I was recently trying to decide which GUID implementation to use in Mongo for one of our Java projects.
In the past, we have used RFC-4122 random UUID values (i.e. what you get from java.util.UUID.randomUUID()). I know that ObjectId is recommended for best performance, but using UUIDs keeps Mongo-specific bits out of our business layer and plays nicely with other infrastructure components we've got.
But this new project could have a lot more data than our previous Mongo projects, and I wondered how bad insert performance would get with our random UUIDs, once the index size gets too big to fit in memory.
So I wrote a benchmark and ran it on a somewhat memory-constrained system to see how insert performance scales with collection size.

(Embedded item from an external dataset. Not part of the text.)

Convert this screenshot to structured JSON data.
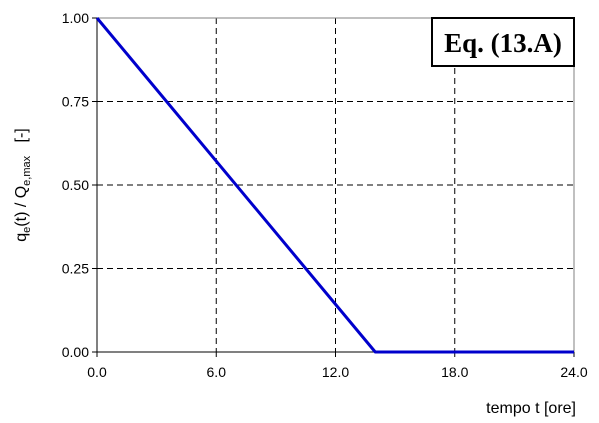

Some details about the benchmark:
Insert 10 million documents, each with only an _id field. The test machine is running 2.0 64-bit on a Fedora 15 VM with 4 cores and 512M of memory. Used the Java driver to drive the test.
I used the JUG utility (
http://wiki.fasterxml.com/JugHome) to generate both type 1 (timestamp) and type 4 (random) UUIDs. On the graph, you can see that as expected, random UUIDs fall down badly once the collection size gets large. One thing that I didn't expect was the odd cyclic timing performance of timestamp-based UUIDs. It turns out that's because the Mongo Java driver stores UUIDs in Java's native big-endian byte order, so the timestamp is in the wrong byte order for Mongo, which loses some of the nice mostly-increasing behavior. So for kicks I tried reversing the byte order of the timestamp-- that's what the "Timestamp (Order Swap)" line is for on the result graph. I was a bit surprised at how significant the difference was-- just changing the byte order on the insert reduced the time to run through the benchmark by 27%.
I don't see any easy way to do it, but it would be interesting to see if there's a way to include that change in the Java driver without breaking existing binary compatibility.
Anyway, just thought that others might appreciate seeing the benchmark results.